Mateuszuka and colleagues from Jagiellonian University in Krakow, Poland, published an article in the journal Biochemical Pharmacology characterizing the effects of NMN and NR on endothelial inflammation and dysfunction. Their research demonstrated that both NMN and NR modulated intracellular NAD+ content in the endothelium and inhibited endothelial inflammation. NMN’s effects on the endothelium were mediated by conversion of NMN to NR via the cell surface receptor CD73. Importantly, this work shows that these NAD+ precursors are an effective vasoprotective mechanism to maintain healthy endothelial cells.
The NAD+ precursors NR and NMN have drawn attention for their numerous beneficial effects in various settings. However, their bioavailability and pathways of metabolism towards NAD+ differ.
NR is detectable in cow milk, milk-derived products, and in natural products containing yeast. It has a good bio-availability and intracellularly is metabolized to NMN.
In contrast to NR, NMN has a worse bioavailability because it is unable to pass through the endothelial membrane. NMN has to be modified outside of the cell — extracellularly — to NR by a cell surface receptor called CD73 or metabolized to nicotinamide (NA) by extracellular CD38 prior to crossing into endothelial cells.
But the role of the enzymes CD73 and CD38 in NMN-induced effects has not been fully characterized. So, it is not clear whether NMN-triggered beneficial effects are NR- or NA-dependent and what metabolic enzymes are involved.
In the present work, Mateuszuka and colleagues aimed to characterize how NMN and NR affect endothelial cells, including endothelial inflammation and dysfunction. In addition, they paid particular attention to how NMN was converted to exert its effects.
The Polish research team demonstrated the anti-inflammatory effects of NMN, that was comparable to the effects of NR in cultured endothelial cells. They then demonstrated that endothelial inflammation was associated with the upregulation of CD73 and NAMPT, the enzyme that converts NA to NMN inside of cells.
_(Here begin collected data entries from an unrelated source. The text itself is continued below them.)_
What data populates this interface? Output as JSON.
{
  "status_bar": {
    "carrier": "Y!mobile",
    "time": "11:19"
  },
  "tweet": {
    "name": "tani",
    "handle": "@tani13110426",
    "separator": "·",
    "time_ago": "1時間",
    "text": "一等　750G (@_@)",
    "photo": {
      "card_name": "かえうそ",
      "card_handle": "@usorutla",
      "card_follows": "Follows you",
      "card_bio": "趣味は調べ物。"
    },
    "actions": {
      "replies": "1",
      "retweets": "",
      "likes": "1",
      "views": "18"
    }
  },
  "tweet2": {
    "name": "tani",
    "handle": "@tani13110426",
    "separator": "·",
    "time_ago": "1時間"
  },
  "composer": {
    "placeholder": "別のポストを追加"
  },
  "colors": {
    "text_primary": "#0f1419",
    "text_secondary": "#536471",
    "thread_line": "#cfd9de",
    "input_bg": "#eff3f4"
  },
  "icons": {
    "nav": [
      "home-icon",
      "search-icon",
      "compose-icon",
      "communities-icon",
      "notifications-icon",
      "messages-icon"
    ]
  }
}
This suggests that intracellular NMN synthesis by NAMPT from nicotinamide and extracellular conversion of NMN to NR represent the major NAD+ synthesis systems activated in endothelial inflammation.
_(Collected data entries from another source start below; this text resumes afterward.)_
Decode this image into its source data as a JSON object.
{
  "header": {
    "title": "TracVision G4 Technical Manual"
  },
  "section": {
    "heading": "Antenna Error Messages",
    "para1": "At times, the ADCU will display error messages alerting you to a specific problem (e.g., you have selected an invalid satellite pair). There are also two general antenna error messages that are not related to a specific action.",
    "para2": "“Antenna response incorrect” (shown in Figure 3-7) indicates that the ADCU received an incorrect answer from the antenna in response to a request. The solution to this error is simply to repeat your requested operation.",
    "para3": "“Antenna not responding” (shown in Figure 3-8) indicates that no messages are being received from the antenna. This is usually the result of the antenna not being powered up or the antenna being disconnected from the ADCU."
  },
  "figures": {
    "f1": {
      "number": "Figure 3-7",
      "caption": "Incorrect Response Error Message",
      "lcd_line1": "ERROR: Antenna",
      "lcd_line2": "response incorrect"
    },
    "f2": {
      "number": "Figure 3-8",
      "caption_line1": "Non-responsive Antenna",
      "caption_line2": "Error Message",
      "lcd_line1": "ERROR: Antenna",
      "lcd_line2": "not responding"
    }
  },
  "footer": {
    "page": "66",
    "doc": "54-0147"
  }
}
Furthermore, Mateuszuka and colleagues showed that NMN-afforded effects but not NR-induced effects were absent when CD73 was inhibited or in CD73-deficient mice. They demonstrated that the CD73 inhibitor AOPCP effectively diminished NR production from NMN in two types of endothelial cells, but had almost no effect on NA production from NMN.
The research team then examined aortic rings that were taken from mice and cultured in the lab with the vasoconstrictor angiotensin II for 24 hours. They observed that the vasorelaxation induced by acetylcholine was impaired. But NMN and NR both prevented angiotensin II-induced endothelial dysfunction in the aorta. Also, in aortic rings taken from CD73 knockout mice, the NMN effect was lost whereas the NR effect was preserved.
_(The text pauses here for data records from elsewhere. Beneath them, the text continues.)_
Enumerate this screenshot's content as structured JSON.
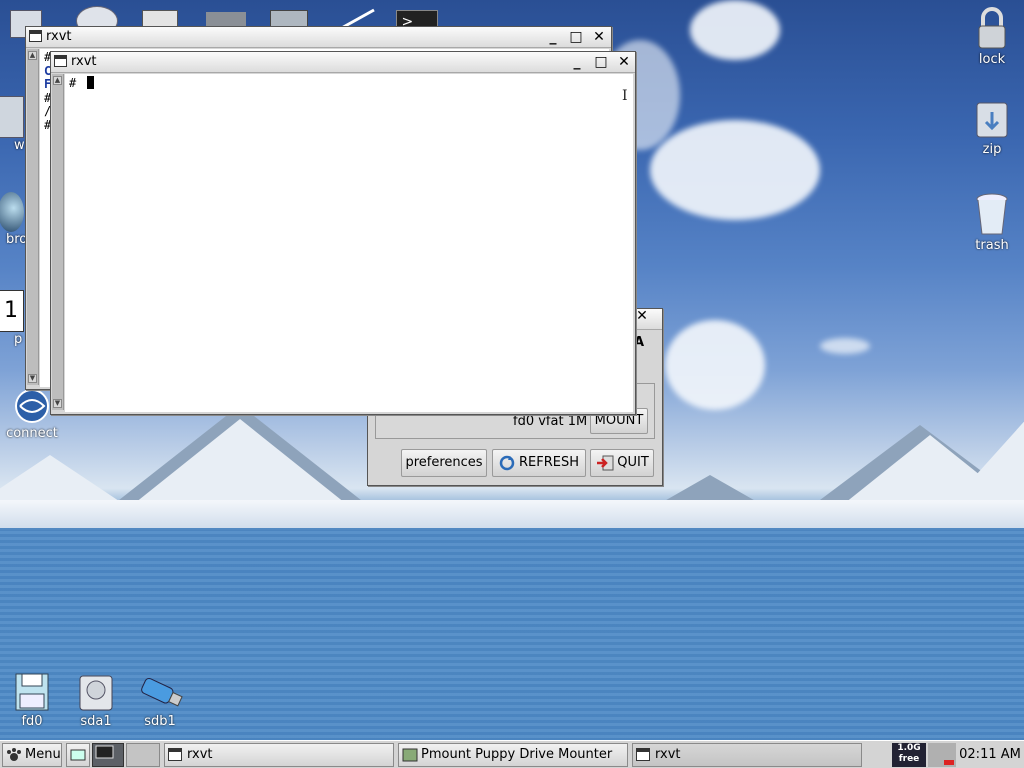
{
  "desktop": {
    "icons": {
      "lock": "lock",
      "zip": "zip",
      "trash": "trash",
      "connect": "connect",
      "fd0": "fd0",
      "sda1": "sda1",
      "sdb1": "sdb1",
      "partial_w": "w",
      "partial_bro": "bro",
      "partial_p": "p",
      "partial_1": "1"
    }
  },
  "back_terminal": {
    "title": "rxvt",
    "visible_lines": [
      "#",
      "C",
      "F",
      "#",
      "/",
      "#"
    ]
  },
  "front_terminal": {
    "title": "rxvt",
    "prompt": "#"
  },
  "pmount": {
    "partial_header": "A",
    "drive_info": "fd0 vfat 1M",
    "mount_label": "MOUNT",
    "preferences_label": "preferences",
    "refresh_label": "REFRESH",
    "quit_label": "QUIT",
    "close_glyph": "✕"
  },
  "window_controls": {
    "minimize": "_",
    "maximize": "□",
    "close": "✕"
  },
  "taskbar": {
    "menu_label": "Menu",
    "tasks": [
      {
        "label": "rxvt"
      },
      {
        "label": "Pmount Puppy Drive Mounter"
      },
      {
        "label": "rxvt"
      }
    ],
    "free_top": "1.0G",
    "free_bottom": "free",
    "clock": "02:11 AM"
  },
  "colors": {
    "taskbar_bg": "#d4d4d4",
    "titlebar": "#e8e8e8",
    "terminal_bg": "#ffffff"
  }
}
In conclusion, the researchers demonstrated that the anti-inflammatory and vasoprotective effects of NMN were comparable to the effects of NR in cultured endothelial cells as well as in the aortic rings taken from mice. “We demonstrated the nicotinamide mononucleotide reversed endothelial dysfunction and inflammation by extracellular conversion to nicotinamide riboside via CD73, whereas nicotinamide riboside-induced effects were CD73-independent,” said the authors in the study.
“Altogether, our results point to the extracellular conversion of NMN to NR by CD73 localized in the luminal surface of endothelial cells as important vasoprotective mechanisms to maintain intracellular NAD+,” concluded the authors in the study. Further studies are needed to determine the relative importance of CD73-dependent regulation of NAD+ metabolism in mice and humans. The importance of mechanisms dependent on NAD+ in vascular disorders where CD73 is altered needs to be elucidated in further studies.